Marat's suggested codegen is:
VXORPD xmm_tmp, xmm_tmp, xmm_tmp
VMAXPD xmm_y, xmm_x, xmm_tmp
VMINPD xmm_y, xmm_y, [wasm_f64x2_splat(4294967295.0)]
VROUNDPD xmm_y, xmm_y, 0x0B
VADDPD xmm_y, xmm_y, [wasm_f64x2_splat(0x1.0p+52)]
VSHUFPS xmm_y, xmm_y, xmm_xmp, 0x88
I don't see xorpd, vmaxpd, vminpd, in your analysis.
The vmaxpd should get rid of the -1
, so you won't get -1 + 4503599627370496
I don't see xorpd, vmaxpd, vminpd, in your analysis.
Oh yes, thanks for the pointer. Was looking at the saturated one. I think that algorithm is wrong. The way we spec i32x4.trunc_sat_f64x2_u_zero, it should either be 0 or 0xFFFFFF for out of range or NaNs, this is the AVX512F instruction VCVTTPD2UDQ (and FCVTZU + UQXTN on AArch64). Otherwise, it should fallback to SIMD trunc+saturate semantics. If we want to use that algorithm, we would have to change the allowed list of values. @Maratyszcza wdyt?
The algorithm used in V8 is wrong, it should fall back to SIMD trunc + saturate semantics. So really, the implementation is the same pre AVX512F. @dtig https://source.chromium.org/chromium/chromium/src/+/refs/heads/main:v8/src/codegen/shared-ia32-x64/macro-assembler-shared-ia32-x64.h;l=750;drc=2450f2f5d0ce0da9b8cf493c533f9528ff17bab6 will need to use the SIMD trunc implementation. @Maratyszcza fyi
Edit: had offline discussion with Marat, he prefers to add allow these constants, as long as they don't open up more fingerprinting.

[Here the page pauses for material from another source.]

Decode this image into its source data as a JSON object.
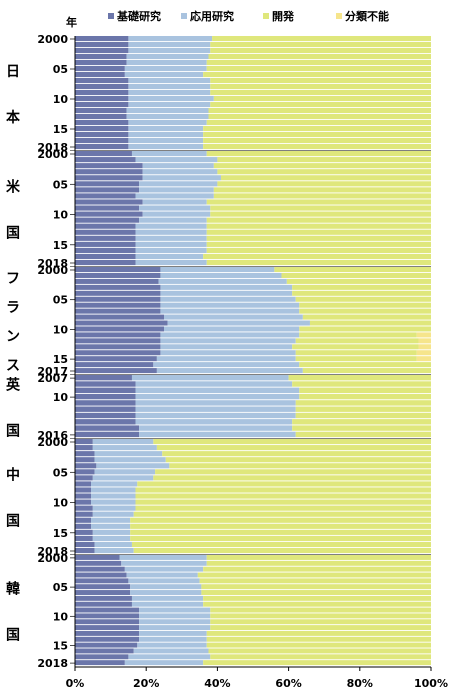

Let's wait for https://github.com/WebAssembly/relaxed-simd/pull/144 to land (spec changes) then we can merge this.
Additional variants for i32x4.relaxed_trunc_f32x4_u and i32x4.relaxed_trunc_f64x2_u_zero based on algorithms implemented by SpiderMonkey and v8.